By Nonie Arora
David Adams shared his concerns about the output of America’s drug development pipeline at last month’s Science and Society Journal Club at the Institute for Genome Science and Policy (IGSP).
When it costs more than $1 billion to bring a drug to market with many failures along the way, “many (drug) companies are focused on de-risking,” according to Adams, an Associate Professor of Medicine in the Division of Medical Oncology.
Adams said the pharmaceutical industry seems to be counting on biotech companies and academia to help drugs cross the “Valley of Death” in anticancer drug development, but that has yet to happen.
While the rate of publication and quantity of scientific data continue to increase rapidly, not enough funding is being devoted to the “translational” research, which helps an idea make it from the lab to the clinic, Adams said.
The pharmaceutical industry has cut down on translational research, Adams said. Essentially, companies don’t want to take on projects unless they have a very high probability of success.
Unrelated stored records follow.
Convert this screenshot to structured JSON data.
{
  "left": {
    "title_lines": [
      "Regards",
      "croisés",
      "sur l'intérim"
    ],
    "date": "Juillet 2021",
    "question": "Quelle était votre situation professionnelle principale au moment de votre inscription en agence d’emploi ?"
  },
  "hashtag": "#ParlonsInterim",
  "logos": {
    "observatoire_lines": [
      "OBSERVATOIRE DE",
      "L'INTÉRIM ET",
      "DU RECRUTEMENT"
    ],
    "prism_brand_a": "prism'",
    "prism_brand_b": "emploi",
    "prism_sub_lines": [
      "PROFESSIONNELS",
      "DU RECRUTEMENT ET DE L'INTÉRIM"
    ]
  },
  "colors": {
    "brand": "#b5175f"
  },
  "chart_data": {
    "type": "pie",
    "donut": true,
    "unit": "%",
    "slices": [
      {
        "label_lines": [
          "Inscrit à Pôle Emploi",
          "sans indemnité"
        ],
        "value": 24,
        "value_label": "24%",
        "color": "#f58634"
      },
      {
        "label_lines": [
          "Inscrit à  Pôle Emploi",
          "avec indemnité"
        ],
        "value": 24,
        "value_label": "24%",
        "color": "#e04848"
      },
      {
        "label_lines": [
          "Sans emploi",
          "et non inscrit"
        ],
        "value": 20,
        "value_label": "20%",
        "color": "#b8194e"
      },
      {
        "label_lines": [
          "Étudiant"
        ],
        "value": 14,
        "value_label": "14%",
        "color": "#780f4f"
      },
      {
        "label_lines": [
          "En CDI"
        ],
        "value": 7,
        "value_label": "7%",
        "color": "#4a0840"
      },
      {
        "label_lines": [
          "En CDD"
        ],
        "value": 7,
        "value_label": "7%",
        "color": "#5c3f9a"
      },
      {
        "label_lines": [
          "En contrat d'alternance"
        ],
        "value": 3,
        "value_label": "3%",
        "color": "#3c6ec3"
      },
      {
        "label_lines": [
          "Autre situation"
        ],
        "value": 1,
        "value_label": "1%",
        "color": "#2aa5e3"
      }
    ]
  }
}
He also said that the National Institutes of Health (NIH) is generally risk adverse and tends to fund projects that represent “the next logical step,” rather than going for higher-risk, but potentially higher-gain ideas. The National Center for Translational Sciences (NCATS), established by the NIH director Francis Collins last year, is a promising step, Adams said.
When researchers design their cancer studies, many times they “don’t really take into account tumor physiology because we live in this era of molecular biology,” Adams said. He believes accounting for tumor physiology is very important. For example, doctors are rarely able to monitor how much drug makes it to a tumor, but translational research could solve this problem, said Adams.
Adams said drug development is also hampered by a human tendency toward “technological lock-in.”
“Why do we not change the way that we do things when there is compelling evidence to do so?” He argued that:
1) people resist change in research and clinical environments because they are creatures of habit and convenience,
2) academics and clinicians often operate in silos rather than multidisciplinary teams that would enhance communication, and
3) we are obsessed with technology, as evidenced by genomics.
Adams said a new area to watch out for is theranostics: compounds that combine a therapeutic and diagnostic in the same formulation. Another area is miniaturization of electronics to permit real-time measurement of drug activity in and around tumors. An implantable radiation dose monitoring system is already commercially available and implantable sensors for management of diabetes are in the pipeline.
Ultimately, greater emphasis on translational research and breaking technological and organizational lock-in may help us cross this “Valley of Death,” he said.